Nesta entrevista, concedida à jornalista Larissa Roso, ele fala sobre o futuro, suas projeções e o impacto no dia a dia das pessoas.
O senhor pode adiantar um pouco do conteúdo da sua conferência?
Provavelmente vou falar dos riscos sociais dessas novas tecnologias. O que já estamos vendo acontecer é que, com o desenvolvimento de tecnologias como machine learning, inteligência artificial e mineração de dados, está se criando toda uma nova classe de técnicos e especialistas que são, na maioria, jovens. E está criando uma classe, que já era estabelecida antes, de pessoas ficando cada vez mais obsoletas no mercado de trabalho, principalmente na área de manufatura, nas fábricas. Com a automação do mercado de trabalho, cria-se um problema social que tem repercussões em todos os países. Vemos isso aqui nos Estados Unidos, onde há um aumento da classe baixa porque muita gente da classe média que trabalhava em mineração, em manufatura, está perdendo o emprego, e não existem programas para reposicionar ou treinar essas pessoas. Certamente é um impacto social e econômico dessas novas tecnologias. As empresas que estão criando essas novas tecnologias estão pouco ligando para esse problema. Está virando um problema político e causa divisões sociais muito grandes. No Brasil, há a mesma coisa com Bolsonaro, o crescimento da extrema-direita, a polarização cultural da sociedade. Isso está se repetindo em vários países. Essa é a grande ameaça: ter esse foco na tecnologia, e, nos impactos sociais da tecnologia, muito menos.
Na sua opinião, isso já deveria estar sendo endereçado de forma mais rápida e objetiva?
O Brasil tem um nível alto de desemprego. O problema é que as pessoas acham que esse é um problema do governo. Não é apenas um problema do governo, é um problema que envolve todos os setores da sociedade, inclusive as empresas que estão criando essas tecnologias. Elas também têm que ser responsáveis pela criação desses programas de retreinamento dos seus trabalhadores. Isso afeta muita gente. Por exemplo, a questão dos carros, caminhões, ônibus autônomos. O que vai acontecer com caminhoneiros, motoristas de ônibus, ônibus escolares, táxi e Uber?
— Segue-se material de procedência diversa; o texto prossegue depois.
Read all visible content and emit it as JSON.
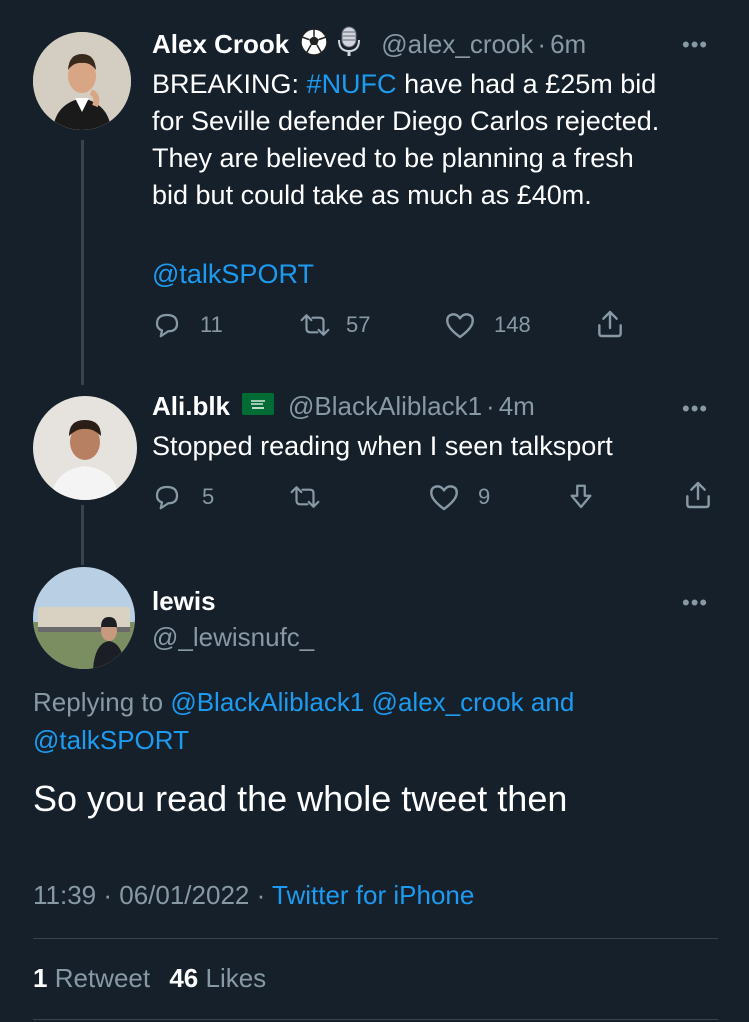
{
  "tweet1": {
    "name": "Alex Crook",
    "handle": "@alex_crook",
    "time": "6m",
    "lines": [
      [
        "BREAKING: ",
        "#NUFC",
        " have had a £25m bid"
      ],
      "for Seville defender Diego Carlos rejected.",
      "They are believed to be planning a fresh",
      "bid but could take as much as £40m."
    ],
    "mention": "@talkSPORT",
    "replies": "11",
    "retweets": "57",
    "likes": "148"
  },
  "tweet2": {
    "name": "Ali.blk",
    "handle": "@BlackAliblack1",
    "time": "4m",
    "text": "Stopped reading when I seen talksport",
    "replies": "5",
    "likes": "9"
  },
  "tweet3": {
    "name": "lewis",
    "handle": "@_lewisnufc_",
    "replying_prefix": "Replying to",
    "replying_mentions": "@BlackAliblack1 @alex_crook and",
    "replying_mentions2": "@talkSPORT",
    "text": "So you read the whole tweet then",
    "timestamp": "11:39 · 06/01/2022 · ",
    "source": "Twitter for iPhone",
    "retweet_count": "1",
    "retweet_label": "Retweet",
    "like_count": "46",
    "like_label": "Likes"
  },
  "separator": "·",
  "more_label": "•••",
  "colors": {
    "background": "#15202b",
    "link": "#1d9bf0",
    "secondary": "#8899a6",
    "line": "#38444d"
  }
}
O trabalho deles fica cada vez mais obsoleto porque teremos, essencialmente, veículos robotizados. Você pode até botar um motorista ali na frente, mas ele não vai estar dirigindo nada, ele vai ter um papel muito menor. É um problema muito grande o desses milhões de pessoas que, em princípio, podem perder o emprego. E é também um problema de dignidade. Quando você deixa de se ver como uma pessoa produtiva na sociedade, perde sua identificação, sua identidade no mundo, sua dignidade, e isso leva a depressão, raiva, ressentimento, violência. Essas novas tecnologias têm efeitos colaterais, não é só aquele oba-oba, “que bacana”, “olha só, a gente vai ter carro autônomo, vai ter inteligência artificial, vai poder fazer isso e aquilo”. Sem falar em bioengenharia, que também vou mencionar, outro problema bastante complexo. Não é que a gente tenha de parar de evoluir nas tecnologias. O ponto é que, com essa evolução, temos de ter também uma evolução moral na sociedade para entender que não só precisamos atender as necessidades capitalistas de produção de bens, mas também cuidar das pessoas que vão sofrer com esse tipo de desenvolvimento.
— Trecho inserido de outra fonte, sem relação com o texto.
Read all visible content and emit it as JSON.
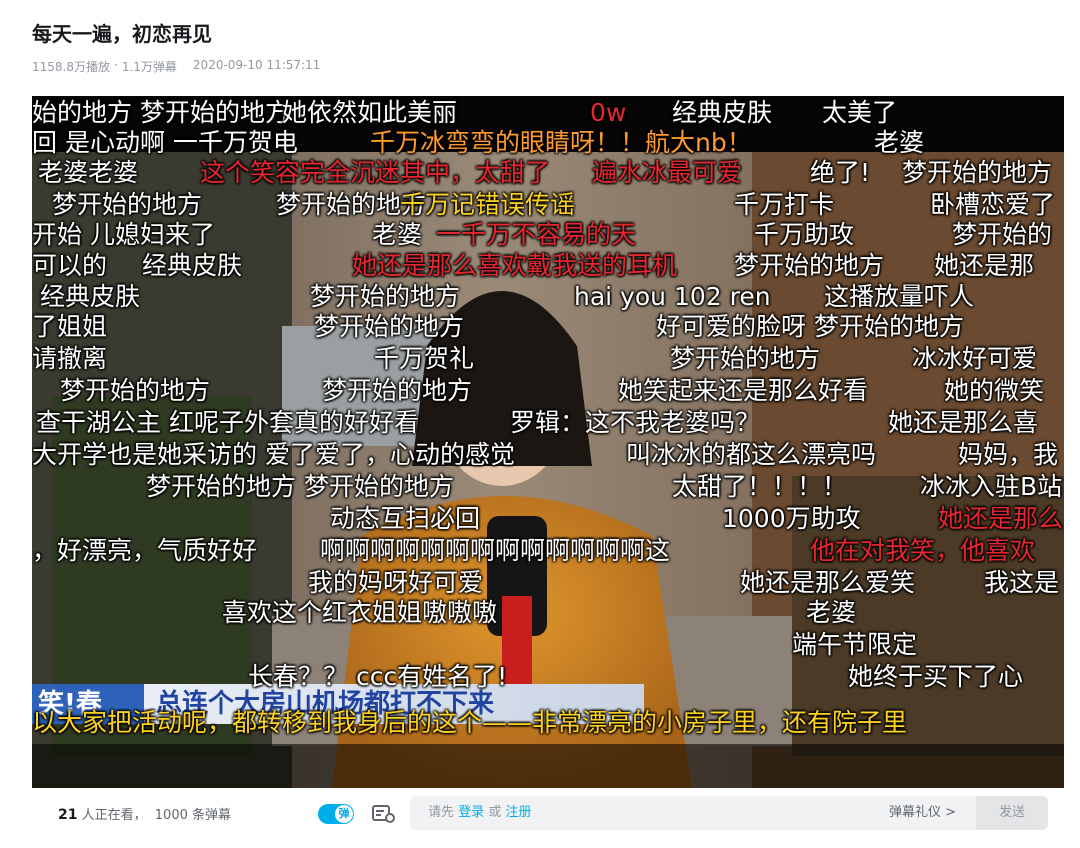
{
  "video": {
    "title": "每天一遍，初恋再见",
    "views": "1158.8万播放",
    "separator": "·",
    "danmaku_count": "1.1万弹幕",
    "publish_time": "2020-09-10 11:57:11"
  },
  "player": {
    "lower_third_left": "笑!春",
    "lower_third_right": "总连个大房山机场都打不下来",
    "danmaku": [
      {
        "text": "始的地方 梦开始的地方",
        "color": "white"
      },
      {
        "text": "她依然如此美丽",
        "color": "white"
      },
      {
        "text": "0w",
        "color": "red"
      },
      {
        "text": "经典皮肤",
        "color": "white"
      },
      {
        "text": "太美了",
        "color": "white"
      },
      {
        "text": "回 是心动啊 一千万贺电",
        "color": "white"
      },
      {
        "text": "千万冰弯弯的眼睛呀！！航大nb！",
        "color": "orange"
      },
      {
        "text": "老婆",
        "color": "white"
      },
      {
        "text": "老婆老婆",
        "color": "white"
      },
      {
        "text": "这个笑容完全沉迷其中，太甜了",
        "color": "red"
      },
      {
        "text": "遍水冰最可爱",
        "color": "red"
      },
      {
        "text": "绝了!",
        "color": "white"
      },
      {
        "text": "梦开始的地方",
        "color": "white"
      },
      {
        "text": "梦开始的地方",
        "color": "white"
      },
      {
        "text": "梦开始的地方",
        "color": "white"
      },
      {
        "text": "千万记错误传谣",
        "color": "yellow"
      },
      {
        "text": "千万打卡",
        "color": "white"
      },
      {
        "text": "卧槽恋爱了",
        "color": "white"
      },
      {
        "text": "开始 儿媳妇来了",
        "color": "white"
      },
      {
        "text": "老婆",
        "color": "white"
      },
      {
        "text": "一千万不容易的天",
        "color": "red"
      },
      {
        "text": "千万助攻",
        "color": "white"
      },
      {
        "text": "梦开始的",
        "color": "white"
      },
      {
        "text": "可以的",
        "color": "white"
      },
      {
        "text": "经典皮肤",
        "color": "white"
      },
      {
        "text": "她还是那么喜欢戴我送的耳机",
        "color": "red"
      },
      {
        "text": "梦开始的地方",
        "color": "white"
      },
      {
        "text": "她还是那",
        "color": "white"
      },
      {
        "text": "经典皮肤",
        "color": "white"
      },
      {
        "text": "梦开始的地方",
        "color": "white"
      },
      {
        "text": "hai you 102 ren",
        "color": "white"
      },
      {
        "text": "这播放量吓人",
        "color": "white"
      },
      {
        "text": "了姐姐",
        "color": "white"
      },
      {
        "text": "梦开始的地方",
        "color": "white"
      },
      {
        "text": "好可爱的脸呀 梦开始的地方",
        "color": "white"
      },
      {
        "text": "请撤离",
        "color": "white"
      },
      {
        "text": "千万贺礼",
        "color": "white"
      },
      {
        "text": "梦开始的地方",
        "color": "white"
      },
      {
        "text": "冰冰好可爱",
        "color": "white"
      },
      {
        "text": "梦开始的地方",
        "color": "white"
      },
      {
        "text": "梦开始的地方",
        "color": "white"
      },
      {
        "text": "她笑起来还是那么好看",
        "color": "white"
      },
      {
        "text": "她的微笑",
        "color": "white"
      },
      {
        "text": "查干湖公主 红呢子外套真的好好看",
        "color": "white"
      },
      {
        "text": "罗辑：这不我老婆吗？",
        "color": "white"
      },
      {
        "text": "她还是那么喜",
        "color": "white"
      },
      {
        "text": "大开学也是她采访的 爱了爱了，心动的感觉",
        "color": "white"
      },
      {
        "text": "叫冰冰的都这么漂亮吗",
        "color": "white"
      },
      {
        "text": "妈妈，我",
        "color": "white"
      },
      {
        "text": "梦开始的地方 梦开始的地方",
        "color": "white"
      },
      {
        "text": "太甜了！！！！",
        "color": "white"
      },
      {
        "text": "冰冰入驻B站",
        "color": "white"
      },
      {
        "text": "动态互扫必回",
        "color": "white"
      },
      {
        "text": "1000万助攻",
        "color": "white"
      },
      {
        "text": "她还是那么",
        "color": "red"
      },
      {
        "text": "，好漂亮，气质好好",
        "color": "white"
      },
      {
        "text": "啊啊啊啊啊啊啊啊啊啊啊啊啊这",
        "color": "white"
      },
      {
        "text": "他在对我笑，他喜欢",
        "color": "red"
      },
      {
        "text": "我的妈呀好可爱",
        "color": "white"
      },
      {
        "text": "她还是那么爱笑",
        "color": "white"
      },
      {
        "text": "我这是",
        "color": "white"
      },
      {
        "text": "喜欢这个红衣姐姐嗷嗷嗷",
        "color": "white"
      },
      {
        "text": "老婆",
        "color": "white"
      },
      {
        "text": "端午节限定",
        "color": "white"
      },
      {
        "text": "长春？？ ccc有姓名了!",
        "color": "white"
      },
      {
        "text": "她终于买下了心",
        "color": "white"
      },
      {
        "text": "以大家把活动呢，都转移到我身后的这个——非常漂亮的小房子里，还有院子里",
        "color": "yellow"
      }
    ]
  },
  "bar": {
    "viewer_count": "21",
    "viewer_text": "人正在看，",
    "danmaku_total": "1000 条弹幕",
    "toggle_label": "弹",
    "placeholder_prefix": "请先",
    "login_label": "登录",
    "or_label": "或",
    "register_label": "注册",
    "etiquette_label": "弹幕礼仪 >",
    "send_label": "发送"
  },
  "colors": {
    "accent": "#00aeec",
    "red_danmaku": "#e7272f",
    "yellow_danmaku": "#ffd21f"
  }
}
O senhor se dedica ao estudo e à divulgação da física e da astronomia, áreas complexas para grande parte da população, mas que geram também fascínio – e isso fica evidente em momentos como o da divulgação do som de um buraco negro pela Nasa, em maio. Qual o tamanho desse desafio?
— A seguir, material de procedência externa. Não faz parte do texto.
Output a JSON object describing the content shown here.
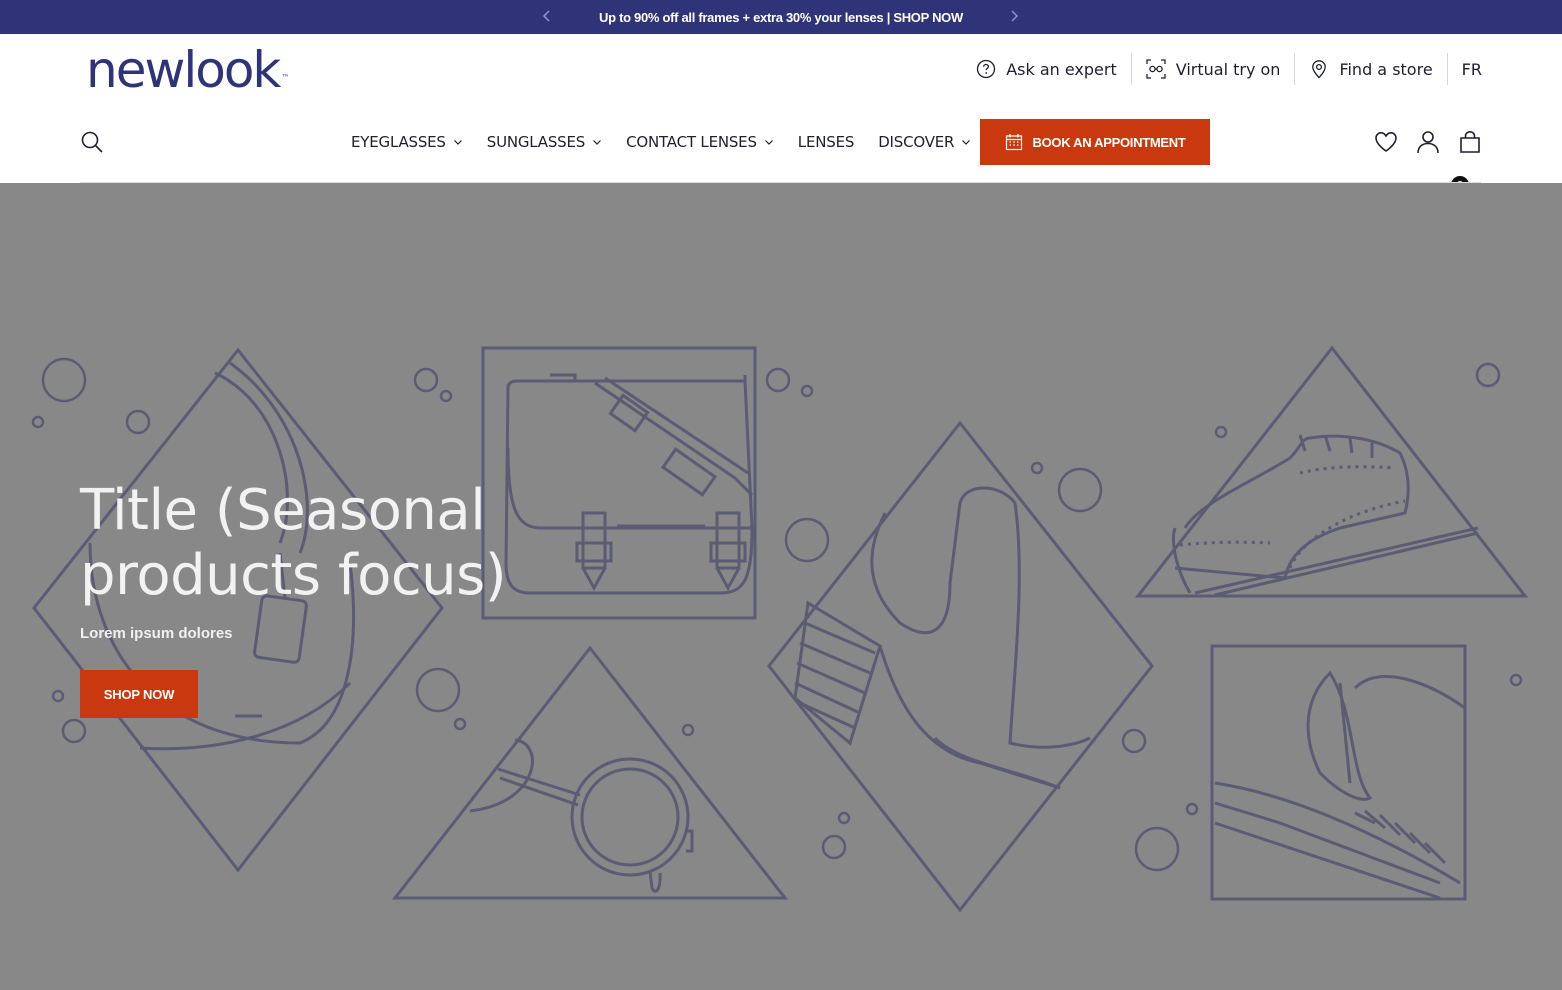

Faz 25 anos que publiquei A Dança do Universo, meu primeiro livro. Foi quando começou todo esse trabalho mais sério de divulgação científica. O que percebi, ao longo dos anos, é que muito pouco mudou além do interesse das grandes mídias em ter um espaço para divulgação científica. Não há programas na TV aberta dedicados a isso. A série que fiz no Fantástico é coisa do passado. Globo Ciência era um programa totalmente limitado. A TV Futura tem uma audiência baixíssima. O problema é que quem controla essas mídias ainda acha que ciência não vende, mas a verdade é que ciência vende. Quando eu era garoto e estava começando a estudar física, não existia, no Brasil, uma revista de divulgação científica. A única, naquela época, era a Planeta, mais esotérica do que científica, falando de nova era, pirâmides, cristais. Mas agora não: tem Scientific American, Galileu, National Geographic, que são excelentes. Então, existe esse espaço. Onde estamos vendo uma explosão no interesse e no sucesso da divulgação científica, no Brasil, é no YouTube e nos podcasts. Tem toda uma geração, uma moçada mais jovem – e vários deles, devo dizer, modéstia à parte, influenciados por mim, e isso eu sei porque eles me falaram –, que está fazendo um trabalho sensacional de divulgação científica. Tem o Átila Iamarino, o Sérgio Sacani... Uma juventude supertalentosa que está compensando a falta de espaço para a ciência nas outras mídias com uma atividade totalmente individual. Eles é que estão se motivando a fazer isso, e obviamente dá certo.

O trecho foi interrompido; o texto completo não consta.